Security: This is a tricky one, because there are so many points of entry, especially in a hybrid solution. Most database products implemented security against internal threats, but the need for malicious external threats is a more recent phenomenon. It is conceivable that lessons might be learned from the work Salesforce is undertaking to harden its security.
What should any data warehouse provide?
• Support any data locality (local disk, Hadoop, private and public cloud data.)
• In-database advanced analytics.
• Ability to handle native data types such as spatial, time-series and/or text.
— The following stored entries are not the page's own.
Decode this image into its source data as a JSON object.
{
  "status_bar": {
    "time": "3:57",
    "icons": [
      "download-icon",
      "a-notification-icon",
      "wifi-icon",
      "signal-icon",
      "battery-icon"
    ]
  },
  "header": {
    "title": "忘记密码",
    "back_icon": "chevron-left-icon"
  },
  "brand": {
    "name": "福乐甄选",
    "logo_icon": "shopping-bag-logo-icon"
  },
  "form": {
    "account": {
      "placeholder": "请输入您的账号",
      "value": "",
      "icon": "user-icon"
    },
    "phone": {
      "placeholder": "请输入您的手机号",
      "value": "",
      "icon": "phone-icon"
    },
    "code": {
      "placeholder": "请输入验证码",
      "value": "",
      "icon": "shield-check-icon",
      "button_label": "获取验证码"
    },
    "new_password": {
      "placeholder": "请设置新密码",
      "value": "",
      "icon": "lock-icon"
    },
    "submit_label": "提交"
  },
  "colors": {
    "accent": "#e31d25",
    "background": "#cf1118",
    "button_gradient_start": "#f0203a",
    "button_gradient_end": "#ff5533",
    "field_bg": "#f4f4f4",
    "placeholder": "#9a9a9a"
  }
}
• Ability to run new analytical workloads including machine learning, geospatial, graph and text analytics.
• Deployment agnostic including on premises, private and public cloud.
• Query optimization for big data.
• Complex query formation.
• Massively parallel processing based on the model, not just sharding.
• Workload management.
• Load balancing.
• Scaling to thousands of simultaneous queries.
• Full ANSI SQL and beyond.
My take
The native-cloud data warehouse databases may provide capabilities and advantages not seen in the earlier ‘survivor’ databases, but how robust are they? I won’t do a feature comparison here or rate them, that’s not my gig, I’m just here to flesh out the issues.
I can tell you that some of the pure cloud offerings are weak in many of the above requirements. Is it a data warehouse product, or is it a collection of existing modules tied to together on a PowerPoint slide? For example, Cloudera’s data warehouse doesn’t have anything in it that didn’t exist before they started calling it a data warehouse. Like throwing a bunch of different cell lines from different species into a Petri dish ad calling it an organism.
Bottom line, as the late industry analyst Mao Zedong once said: “It doesn’t matter if the cat has a tail or not, as long as it catches mice.” The Big Data Scare tries to throw data warehousing under the bus, only to learn that the problem with data warehousing was its implementation and technology, not its value to the organization. The Data Lake was not a solution.